Die Notwendigkeit zur Abgrenzung der Qualitätsweingebiete (Zonierung, terroir zoning) lässt sich in technischen und wissenschaftlichen Bereichen rechtfertigen. An erster Stelle hilft sie bei der Flächenbestimmung im Zusammenhang mit dem gesetzlichen Schutz von D.O.‑Abgrenzungen, sie erleichtert die Wahl bestimmter Weinbautechniken unter Berücksichtigung des Umwelteinflusses auf den Wein, hilft bei neuen Gebietskanditaturen bei der Bewertung von deren weinbaulicher Eignung und Charakterisierung, weiterhin leistet sie Entscheidungshilfe bei der Frage von Versuchsanordnungen für neue Technologien und deren Einführung. Im wissenschaftlichen Bereich erregen diese Fragen große Aufmerksamkeit. Dies wurde mit bisher acht sogenannten „monographischen“ Kongressen unterstützt und gewürdigt, die im Jahre 1996 in Angers (Frankreich) begannen und dann in zweijährigem Abstand in Siena (Italien), Tenerifa (Spanien), Avignon (Frankreich), Ciudad el Cabo (Südafrika), Burdeos‑Montpellier (Frankreich), Nyon (Schweiz) und Soave (Italien) folgten; der nächste Kongress ist in Bourgogne‑Champagne (Frankreich) für 2012 geplant.

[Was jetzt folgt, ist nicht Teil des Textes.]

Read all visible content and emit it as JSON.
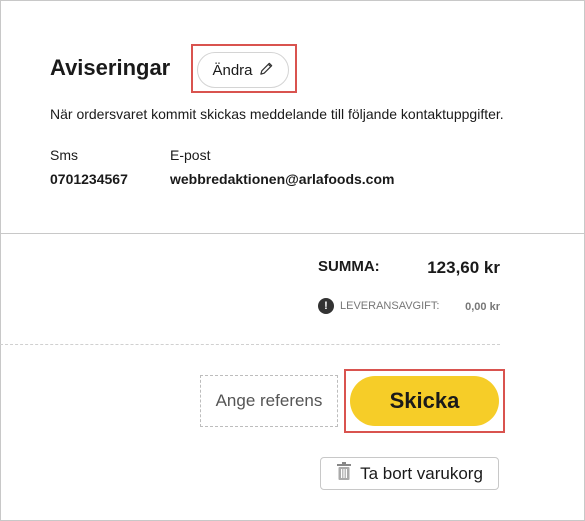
{
  "notifications": {
    "title": "Aviseringar",
    "edit_label": "Ändra",
    "intro": "När ordersvaret kommit skickas meddelande till följande kontaktuppgifter.",
    "sms_label": "Sms",
    "sms_value": "0701234567",
    "email_label": "E-post",
    "email_value": "webbredaktionen@arlafoods.com"
  },
  "summary": {
    "total_label": "SUMMA:",
    "total_value": "123,60 kr",
    "fee_label": "LEVERANSAVGIFT:",
    "fee_value": "0,00 kr"
  },
  "actions": {
    "reference_label": "Ange referens",
    "send_label": "Skicka",
    "remove_cart_label": "Ta bort varukorg"
  },
  "colors": {
    "accent_yellow": "#f6cd28",
    "highlight_red": "#d9534f"
  },
  "icons": {
    "edit": "pencil-icon",
    "info": "info-icon",
    "remove": "trash-icon"
  }
}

Methodologische Grundlagen 

Die Abgrenzung eines D.O.‑Weinbaugebietes (Zonierung) ist komlex und erfordert eine spartenübergreifende Methodik. Weinbauexperten, Önologen, Bodenkundler, Klimatologen, Botaniker, Kartographen, Statistiker und Informatiker müssen mitwirken. Gleichzeitig verlangt diese Arbeit eine Unzahl von statistischen Daten, die oft noch nicht existieren, wodurch der finanzielle Aufwand für eine solche Untersuchung oft erheblich ist, vor allem, wenn ins Detail gegangen werden soll.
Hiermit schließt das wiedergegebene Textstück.